- With two sponsors for yieldco, `we keep each other in check'
- Billionaire Tepper cites conflicts at SunEdison's TerraForm
When First Solar Inc. and SunPower Corp. decided to create a yieldco together in February, the result, 8point3 Energy Partners LP, was unique for having two corporate parents instead of one.
Now that the market for these clean-energy holding companies has tanked, their strategy seems prescient. The reason: Neither parent can dominate the venture, giving 8point3 more independence at a time when investors are expressing concern about conflicts of interest at other yieldcos. On Monday, 8point3 said it’s on track to boost its dividend in 2016 and that every project in its initial 432-megawatt portfolio is generating revenue.
“We keep each other in check,” First Solar Chief Financial Officer Mark Widmar said in an interview Dec. 4. “We knew there was a lot of risk inherent in the existing models.”
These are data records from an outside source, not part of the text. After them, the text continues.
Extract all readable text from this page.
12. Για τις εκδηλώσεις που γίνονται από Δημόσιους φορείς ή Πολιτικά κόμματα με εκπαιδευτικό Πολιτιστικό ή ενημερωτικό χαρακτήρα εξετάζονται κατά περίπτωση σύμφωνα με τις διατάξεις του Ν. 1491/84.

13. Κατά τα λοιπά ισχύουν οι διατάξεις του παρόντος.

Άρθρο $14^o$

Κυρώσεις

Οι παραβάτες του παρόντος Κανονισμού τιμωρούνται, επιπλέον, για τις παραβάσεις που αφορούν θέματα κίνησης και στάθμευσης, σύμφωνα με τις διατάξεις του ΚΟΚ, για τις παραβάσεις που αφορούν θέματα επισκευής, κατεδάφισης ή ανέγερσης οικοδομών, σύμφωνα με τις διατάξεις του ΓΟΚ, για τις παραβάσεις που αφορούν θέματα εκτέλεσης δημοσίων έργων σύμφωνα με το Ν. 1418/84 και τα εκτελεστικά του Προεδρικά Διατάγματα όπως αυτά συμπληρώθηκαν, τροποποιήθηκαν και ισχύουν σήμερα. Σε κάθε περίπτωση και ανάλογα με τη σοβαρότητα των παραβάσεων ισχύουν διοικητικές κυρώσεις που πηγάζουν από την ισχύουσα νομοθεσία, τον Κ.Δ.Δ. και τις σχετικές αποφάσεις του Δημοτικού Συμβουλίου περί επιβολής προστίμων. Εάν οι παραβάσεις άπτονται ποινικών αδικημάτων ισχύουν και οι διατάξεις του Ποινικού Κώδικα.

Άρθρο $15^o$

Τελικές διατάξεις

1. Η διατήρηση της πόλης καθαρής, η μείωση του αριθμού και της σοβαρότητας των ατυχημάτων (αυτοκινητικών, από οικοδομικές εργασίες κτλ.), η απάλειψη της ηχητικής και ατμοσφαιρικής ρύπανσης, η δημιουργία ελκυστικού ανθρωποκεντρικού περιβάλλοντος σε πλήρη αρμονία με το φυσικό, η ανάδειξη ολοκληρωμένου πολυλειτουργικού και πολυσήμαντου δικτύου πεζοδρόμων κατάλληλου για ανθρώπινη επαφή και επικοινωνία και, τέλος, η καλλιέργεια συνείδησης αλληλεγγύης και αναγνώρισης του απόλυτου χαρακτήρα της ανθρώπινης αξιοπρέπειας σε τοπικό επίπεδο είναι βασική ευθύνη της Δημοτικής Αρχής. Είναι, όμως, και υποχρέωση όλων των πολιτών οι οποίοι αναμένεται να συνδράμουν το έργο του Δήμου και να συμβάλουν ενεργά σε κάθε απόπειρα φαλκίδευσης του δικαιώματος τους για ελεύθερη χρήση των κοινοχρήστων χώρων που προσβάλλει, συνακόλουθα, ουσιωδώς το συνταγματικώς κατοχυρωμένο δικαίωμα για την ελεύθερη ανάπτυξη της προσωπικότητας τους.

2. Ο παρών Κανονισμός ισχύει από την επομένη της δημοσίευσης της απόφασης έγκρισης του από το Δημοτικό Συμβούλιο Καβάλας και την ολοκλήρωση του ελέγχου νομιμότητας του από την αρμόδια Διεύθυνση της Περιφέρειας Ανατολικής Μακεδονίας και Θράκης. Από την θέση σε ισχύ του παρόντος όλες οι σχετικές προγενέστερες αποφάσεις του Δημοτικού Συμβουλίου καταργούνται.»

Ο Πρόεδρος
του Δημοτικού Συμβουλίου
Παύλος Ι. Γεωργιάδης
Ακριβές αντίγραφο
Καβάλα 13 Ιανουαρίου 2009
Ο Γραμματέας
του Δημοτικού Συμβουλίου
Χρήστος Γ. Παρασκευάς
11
A key example of concerns with the existing model is TerraForm Power Inc., a subsidiary of SunEdison Inc. After the parent company restructured the yieldco’s management last month, two of TerraForm’s independent directors quit, saying they couldn’t “protect the interests of the stockholders.”
Investors including billionaire hedge fund manager David Tepper are raising questions about yieldcos’ independence, since their primary function is to buy power plants from a corporate parent.
That relationship between yieldco and sponsor has Tepper concerned. He disclosed Dec. 2 a 9.25 percent stake in TerraForm, and says the company isn’t providing enough details about pending acquisitions from SunEdison.
In a critical letter to the board released the day before his disclosure, he cited “obvious conflicts between the interests” of TerraForm and “its sponsor SunEdison,” and said some of these deals have more benefit to SunEdison than TerraForm.
Tepper said in an interview that he was prompted to write his letter by the resignation notices of the former TerraForm directors, who questioned the yieldco’s independence. Ben Harborne, a spokesman for SunEdison and TerraForm, declined to comment.
TerraForm has lost almost two-thirds of its market value in the past three months through Dec. 4, as investors pull back from the holding companies. That’s the most on the Bloomberg Intelligence North America Power Yieldco index of seven companies, and the entire index is down 23 percent over the same period. The 14 percent decline at 8point3 is the smallest for a U.S.-based yieldco. Goldman Sachs Group Inc. analyst Brian Lee upgraded 8point3 to neutral last week.
Under the most common model, yieldcos are publicly traded holding companies that buy power plants, from their parent and from other developers. Those sales give developers capital to build new projects, and the yieldcos get long-term revenue streams from selling electricity.
The risk is that the parent, sometimes known as the sponsor, will influence yieldco management to approve purchases of power plants that don’t make economic or strategic sense.
Mike Garland is aware of the perception that a sponsor and its yieldco may be too closely linked. He’s chief executive officer of Pattern Energy Group LP, a closely held developer, and holds the same title at its publicly traded yieldco Pattern Energy Group Inc.
"Conflicts are real,” Garland said during a panel discussion Dec. 3 at the Renewable Energy Yieldco Conference in New York. “They’re a real problem.”
Pattern buys assets from its sponsor and other companies. Garland said in an interview that yieldcos are typically purchasing projects at about 11 to 13 times cash flow these days, and his holding company is making deals with its developer parent at about 10 times cash flow, in part to demonstrate value to shareholders.
Other yieldco investors share Tepper’s concerns about TerraForm’s independence.
“The oversight is gone,” Tom Konrad, head of research for JPS Global Investments LLC’s Green Economy Fund, said in an interview at the yieldco conference.
Similar concerns over conflicts have dogged master-limited partnerships, a similar type of holding company that’s common in the oil and natural gas industry. In August, Kinder Morgan Inc. agreed to pay $27.5 million to resolve claims it had artificially inflated more than $3.2 billion in payouts from pipeline partnership Kinder Morgan Energy Partners LP.
FirstSolar and SunPowerwere touting the advantages of having two sponsors before 8point3’s initial public offering in June.
“We felt it was a superior governing structure because you have an extra layer of protection, you have an objective buyer,” said 8Point3 CEO Chuck Boynton, who’s also SunPower’s CFO. “We discussed all this on the roadshow.”
Having two sponsors has another benefit over single-parent yieldcos, said Swami Venkataraman, a vice president at Moody’s Corp. in New York.
“You have better access to projects and pipelines than if you’re just dependent on one sponsor,” Venkataraman said in an interview. “Having two fifty-fifty investors makes it stronger.”